The scholar of nonprofit and election law talks to Michael E. Hartmann about what should and shouldn’t be considered a subsidy for charities, and the relationships between charity, politics, and government.

Professor Lloyd Hitoshi Mayer has researched, studied, taught, and written about many various aspects of nonprofit and election law since he came to Notre Dame Law School 17 years ago from the Washington, D.C., office of Caplin & Drysdale, where he’d practiced in those same areas for almost a decade.

Mayer’s recent published scholarship, for example, has thoroughly examined charitable crowdfunding, when tax exemption should and shouldn’t be considered a subsidy, fundamental public policy and the tax exemption of churches, and government use of “Big Data” in nonprofit regulation, among other things. His thoughtful “When Soft Law Meets Hard Politics: Taming the Wild West of Nonprofit Political Involvement,” in Notre Dame’s Journal of Legislation, caught our attention in particular and likely will inform policymaking discourse in the coming years.

The engagingly good-natured Mayer was kind enough to join me for a conversation last week. The almost 10-and-a-half-minute video below is the first of two parts of our discussion; the second is here. In the first part, we talk about what should and shouldn’t be considered a subsidy for charities in general, and the relationships between charity, politics, and government.

Mayer and Hartmann

“The tax deduction for charitable contributions is almost certainly a subsidy,” Mayer tells me. “The tax exemption itself is a little more complicated. … Most of the revenues that charities receive would not be subject to tax anyway because they’re, for example, gifts or they're used for exempt purposes,” but “charities can invest money and get all the earnings tax free. Usually, for the most part, then they’re able to avoid some tax that otherwise [a] business or private individual would pay.

“This could be really significant,” he continues, “for the largest charities in terms of investments—the large universities … but also the private foundations that are out there that have a lot of money in the bank, frankly.”

As for charity and politics, “If you give money to a candidate, if you engage in lobbying, whether it’s an individual or business,” Mayer says,

you don’t get to save taxes on that. But if I give to charity and it does it, … that’s a way around the fact that usually you don’t get a tax deduction for engaging in political activity, certain kinds of political activity. That’s part of the reason the limits exist on charities engaging in politics ….

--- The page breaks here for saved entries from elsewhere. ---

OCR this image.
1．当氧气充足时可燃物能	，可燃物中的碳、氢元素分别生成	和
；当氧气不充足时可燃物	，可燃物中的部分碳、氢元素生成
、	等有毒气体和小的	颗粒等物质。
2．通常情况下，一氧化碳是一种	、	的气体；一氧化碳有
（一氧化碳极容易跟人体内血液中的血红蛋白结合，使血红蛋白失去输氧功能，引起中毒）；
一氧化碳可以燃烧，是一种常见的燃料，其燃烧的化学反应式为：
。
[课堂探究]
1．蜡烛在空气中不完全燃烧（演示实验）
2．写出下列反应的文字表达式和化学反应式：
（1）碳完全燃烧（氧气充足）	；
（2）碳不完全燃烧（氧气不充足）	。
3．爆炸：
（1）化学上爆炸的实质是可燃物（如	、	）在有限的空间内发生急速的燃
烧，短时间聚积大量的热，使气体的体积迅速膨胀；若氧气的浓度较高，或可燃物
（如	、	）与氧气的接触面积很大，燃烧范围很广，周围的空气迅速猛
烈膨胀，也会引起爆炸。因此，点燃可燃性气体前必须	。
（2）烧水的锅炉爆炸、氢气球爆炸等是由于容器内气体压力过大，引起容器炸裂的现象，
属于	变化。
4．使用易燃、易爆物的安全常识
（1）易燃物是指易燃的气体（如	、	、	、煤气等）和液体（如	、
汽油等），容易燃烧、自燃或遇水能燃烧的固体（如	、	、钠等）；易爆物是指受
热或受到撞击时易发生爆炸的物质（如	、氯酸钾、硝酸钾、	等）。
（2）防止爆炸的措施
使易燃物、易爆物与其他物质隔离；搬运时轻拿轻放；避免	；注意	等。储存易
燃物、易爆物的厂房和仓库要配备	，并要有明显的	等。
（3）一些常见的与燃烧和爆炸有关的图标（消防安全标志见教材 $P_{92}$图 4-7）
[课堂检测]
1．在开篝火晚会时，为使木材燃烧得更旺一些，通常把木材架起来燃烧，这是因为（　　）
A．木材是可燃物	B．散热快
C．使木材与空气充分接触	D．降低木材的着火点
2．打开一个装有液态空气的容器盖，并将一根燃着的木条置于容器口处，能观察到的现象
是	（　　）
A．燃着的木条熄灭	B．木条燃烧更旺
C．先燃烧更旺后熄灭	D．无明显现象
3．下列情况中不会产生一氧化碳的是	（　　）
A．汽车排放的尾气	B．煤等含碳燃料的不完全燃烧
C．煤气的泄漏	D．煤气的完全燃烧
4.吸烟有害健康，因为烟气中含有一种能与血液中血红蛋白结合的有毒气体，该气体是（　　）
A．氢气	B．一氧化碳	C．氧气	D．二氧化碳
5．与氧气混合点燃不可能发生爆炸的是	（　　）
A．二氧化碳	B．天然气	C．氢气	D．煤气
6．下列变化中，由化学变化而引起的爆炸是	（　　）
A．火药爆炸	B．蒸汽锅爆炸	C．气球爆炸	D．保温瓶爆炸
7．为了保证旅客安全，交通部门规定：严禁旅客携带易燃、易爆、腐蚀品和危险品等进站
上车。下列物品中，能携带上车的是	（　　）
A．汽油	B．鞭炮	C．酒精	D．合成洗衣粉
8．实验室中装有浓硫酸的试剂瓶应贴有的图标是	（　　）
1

The other issue—which is more subtle, but is also maybe more important—is, should charities be a bit separate from government. … That’s where the tension tends to come in. People think charity should be outside of … politics. [Charities] get these subsidies, which is great, but they shouldn’t be moving the government to do what they want to do. That’s the whole point of them being separate.

In the conversation’s second part, Mayer talks about past and potential future cross-ideological overlap in the critique of establishment philanthropy, non-exempt vehicles for wealthy givers, and the roles and capabilities of the Internal Revenue Service and the Federal Election Commission.